Lane departure crashes account for 1.6 million crashes annually in the United States. A study by the AAA Foundation for Traffic Safety shows lane-departure warnings can reduce these crashes by up to 34 percent. The study also found that drivers with lane-departure warning were more likely to use their turn signals. The warning was also less useful for city drivers.

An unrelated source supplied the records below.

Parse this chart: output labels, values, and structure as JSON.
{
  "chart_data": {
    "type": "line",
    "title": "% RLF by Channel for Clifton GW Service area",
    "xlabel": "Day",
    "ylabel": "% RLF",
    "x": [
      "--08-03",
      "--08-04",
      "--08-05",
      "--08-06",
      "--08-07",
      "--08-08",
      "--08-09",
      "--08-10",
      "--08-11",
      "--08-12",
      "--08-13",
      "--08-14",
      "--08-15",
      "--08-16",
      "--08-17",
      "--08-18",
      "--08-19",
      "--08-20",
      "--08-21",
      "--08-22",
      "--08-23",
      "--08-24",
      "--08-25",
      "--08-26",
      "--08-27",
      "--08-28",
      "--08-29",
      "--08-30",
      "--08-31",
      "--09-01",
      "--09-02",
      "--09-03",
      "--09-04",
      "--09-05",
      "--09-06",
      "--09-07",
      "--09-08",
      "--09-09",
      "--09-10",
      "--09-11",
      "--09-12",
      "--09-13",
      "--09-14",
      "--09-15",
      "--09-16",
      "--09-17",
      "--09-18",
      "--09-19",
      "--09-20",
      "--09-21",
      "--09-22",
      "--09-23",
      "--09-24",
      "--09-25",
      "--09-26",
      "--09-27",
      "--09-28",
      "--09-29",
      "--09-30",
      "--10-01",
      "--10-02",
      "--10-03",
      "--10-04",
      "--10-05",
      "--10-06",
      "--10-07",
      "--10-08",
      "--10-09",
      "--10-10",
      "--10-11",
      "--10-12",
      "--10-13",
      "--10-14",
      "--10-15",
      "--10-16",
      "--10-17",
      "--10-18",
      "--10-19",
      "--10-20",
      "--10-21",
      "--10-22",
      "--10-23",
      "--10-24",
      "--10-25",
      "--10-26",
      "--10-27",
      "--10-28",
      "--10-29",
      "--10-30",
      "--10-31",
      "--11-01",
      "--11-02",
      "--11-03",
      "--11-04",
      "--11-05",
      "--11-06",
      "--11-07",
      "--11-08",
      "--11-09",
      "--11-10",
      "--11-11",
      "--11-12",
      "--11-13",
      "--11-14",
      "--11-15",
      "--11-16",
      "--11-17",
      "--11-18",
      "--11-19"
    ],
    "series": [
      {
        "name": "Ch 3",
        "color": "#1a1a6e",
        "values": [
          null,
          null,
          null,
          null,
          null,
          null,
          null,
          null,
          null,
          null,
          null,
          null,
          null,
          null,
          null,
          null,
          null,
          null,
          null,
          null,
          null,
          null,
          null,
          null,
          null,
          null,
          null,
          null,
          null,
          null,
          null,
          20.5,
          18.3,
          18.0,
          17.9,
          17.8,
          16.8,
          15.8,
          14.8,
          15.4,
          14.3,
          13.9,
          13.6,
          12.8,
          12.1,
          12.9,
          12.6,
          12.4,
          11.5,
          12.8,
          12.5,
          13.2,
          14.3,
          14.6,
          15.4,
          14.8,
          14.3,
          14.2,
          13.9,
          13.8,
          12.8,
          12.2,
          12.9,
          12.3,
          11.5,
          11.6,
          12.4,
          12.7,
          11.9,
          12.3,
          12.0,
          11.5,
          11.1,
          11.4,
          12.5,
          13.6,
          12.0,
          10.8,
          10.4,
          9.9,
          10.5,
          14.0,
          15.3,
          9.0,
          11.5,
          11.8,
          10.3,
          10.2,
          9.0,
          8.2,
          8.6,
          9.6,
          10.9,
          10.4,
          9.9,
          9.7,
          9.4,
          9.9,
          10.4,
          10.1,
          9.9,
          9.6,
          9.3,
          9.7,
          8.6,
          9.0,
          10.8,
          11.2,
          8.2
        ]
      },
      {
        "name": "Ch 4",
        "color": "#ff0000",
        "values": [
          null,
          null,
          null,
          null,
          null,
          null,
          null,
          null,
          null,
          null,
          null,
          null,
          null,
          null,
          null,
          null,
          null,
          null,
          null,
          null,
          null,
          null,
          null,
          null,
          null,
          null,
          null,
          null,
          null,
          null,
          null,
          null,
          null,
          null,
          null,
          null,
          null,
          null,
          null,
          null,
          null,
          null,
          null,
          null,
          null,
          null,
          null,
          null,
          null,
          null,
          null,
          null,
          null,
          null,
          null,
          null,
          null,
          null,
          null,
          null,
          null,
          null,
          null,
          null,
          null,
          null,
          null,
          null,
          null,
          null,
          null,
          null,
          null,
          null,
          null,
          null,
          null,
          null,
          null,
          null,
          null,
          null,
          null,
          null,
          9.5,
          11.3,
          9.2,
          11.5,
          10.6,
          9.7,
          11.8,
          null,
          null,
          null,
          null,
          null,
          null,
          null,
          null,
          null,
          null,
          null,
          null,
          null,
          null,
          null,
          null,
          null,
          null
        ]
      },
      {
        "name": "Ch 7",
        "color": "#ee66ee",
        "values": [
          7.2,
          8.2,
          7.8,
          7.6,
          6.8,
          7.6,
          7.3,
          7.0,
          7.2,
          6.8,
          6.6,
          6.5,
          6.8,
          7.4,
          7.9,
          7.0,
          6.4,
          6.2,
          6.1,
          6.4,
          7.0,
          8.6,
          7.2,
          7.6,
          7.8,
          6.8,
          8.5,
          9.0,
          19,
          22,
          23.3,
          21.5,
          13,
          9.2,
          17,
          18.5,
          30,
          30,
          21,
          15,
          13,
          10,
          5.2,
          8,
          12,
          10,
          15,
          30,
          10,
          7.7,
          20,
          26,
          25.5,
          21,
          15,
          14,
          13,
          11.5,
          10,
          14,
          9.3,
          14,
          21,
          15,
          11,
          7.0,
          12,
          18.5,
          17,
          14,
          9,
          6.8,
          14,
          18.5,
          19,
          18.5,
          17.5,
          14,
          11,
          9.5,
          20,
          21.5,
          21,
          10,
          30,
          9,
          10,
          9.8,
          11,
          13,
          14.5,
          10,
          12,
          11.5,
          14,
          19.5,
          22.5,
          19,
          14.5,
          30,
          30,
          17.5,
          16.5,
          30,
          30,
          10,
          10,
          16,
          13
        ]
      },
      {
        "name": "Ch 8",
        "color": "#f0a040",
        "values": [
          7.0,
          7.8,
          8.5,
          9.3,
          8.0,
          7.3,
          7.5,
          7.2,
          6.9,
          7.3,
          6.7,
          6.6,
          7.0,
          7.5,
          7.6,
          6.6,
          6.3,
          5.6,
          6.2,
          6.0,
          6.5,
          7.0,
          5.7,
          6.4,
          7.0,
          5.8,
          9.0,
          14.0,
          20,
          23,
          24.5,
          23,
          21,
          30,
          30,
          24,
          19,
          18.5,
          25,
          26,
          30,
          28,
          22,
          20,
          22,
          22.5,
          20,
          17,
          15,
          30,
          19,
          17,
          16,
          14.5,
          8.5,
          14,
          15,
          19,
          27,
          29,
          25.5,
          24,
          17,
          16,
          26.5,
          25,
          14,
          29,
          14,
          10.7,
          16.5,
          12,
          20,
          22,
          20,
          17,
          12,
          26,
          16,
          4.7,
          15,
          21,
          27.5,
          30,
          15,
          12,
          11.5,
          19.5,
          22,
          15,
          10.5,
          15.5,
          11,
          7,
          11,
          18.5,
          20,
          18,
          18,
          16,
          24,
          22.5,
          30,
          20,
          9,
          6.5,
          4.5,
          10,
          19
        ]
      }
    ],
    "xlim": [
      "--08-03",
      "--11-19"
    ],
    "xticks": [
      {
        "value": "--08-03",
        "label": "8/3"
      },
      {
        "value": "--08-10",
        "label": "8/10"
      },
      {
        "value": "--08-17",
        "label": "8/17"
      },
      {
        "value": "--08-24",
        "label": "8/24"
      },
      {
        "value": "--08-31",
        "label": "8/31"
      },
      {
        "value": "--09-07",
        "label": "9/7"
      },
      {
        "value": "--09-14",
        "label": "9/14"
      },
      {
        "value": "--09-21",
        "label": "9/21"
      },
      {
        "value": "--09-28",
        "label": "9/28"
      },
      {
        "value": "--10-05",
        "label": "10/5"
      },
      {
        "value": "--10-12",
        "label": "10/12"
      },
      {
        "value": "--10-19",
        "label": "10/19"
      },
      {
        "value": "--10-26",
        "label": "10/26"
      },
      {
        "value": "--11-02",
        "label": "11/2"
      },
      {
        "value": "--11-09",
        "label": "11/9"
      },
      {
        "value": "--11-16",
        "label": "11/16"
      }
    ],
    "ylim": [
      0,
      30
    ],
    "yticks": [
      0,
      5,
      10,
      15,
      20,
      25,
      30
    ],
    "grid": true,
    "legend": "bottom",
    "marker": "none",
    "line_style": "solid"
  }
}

For more on the study, click here.

Are you considering a car with autonomous or semi-autonomous features in the near future? Knowing the capabilities and limitations are a crucial part of maximizing their value and keeping you and your passengers safe. Let us know your thoughts and experiences with these technologies in the comments section below.

AAA.com/Automotive

Comments
  • David R.

    Some of the ‘automated’ systems are great, however not being able to turn some of the off is an issue. Example are the lane monitor, where driving on country roads where only the one side is marked or highways that lane markers are bad. The system on the Ford Explorer is like turning over a hump. Also the high beam monitor should be setup to turn off so driving in neighbor hoods do not shine you brights into neighbors houses.

  • Barbara P.

    I have a 2018 Ford Explorer that has too many automatic systems that I consider to be subpar, dangerous and often annoying. The rearview mirrors give good warnings regarding blind spots, but the rest of them seem so ultra-sensitive that they have become irritants – the sensors around the perimeter of the vehicle scream at you if there are bushes next to your parking place or along the driveway as you’re pulling in. The sensor that determines a potential crash is ridiculously calibrated. It goes off with flashing lights on the windshield and crash warnings on the driver’s dash when no such danger is present. For example, a vehicle stopped ahead to make a right turn a good distance away, or worse, a vehicle making a left turn in its own lane, while both my lane and the left turn lane next to me curve slightly to the right. The warning system couldn’t determine the actual lanes and began screaming. I’ve nearly driven off the road in these situations from being startled – the first time not realizing what the heck was going on. This makes driving – something I normally love – not pleasurable. It’s becoming more about watching out for the “safety” package than being alert and capable as a driver. (I’m someone who hasn’t had an accident in decades and has driven hundreds of thousands of miles in many different vehicles.) If I could, I’d have them turned off, but I’m informed that this is not possible. So, based on these kinds of experiences, I’d be inclined not to believe that driverless cars are anywhere near ready to be on the road.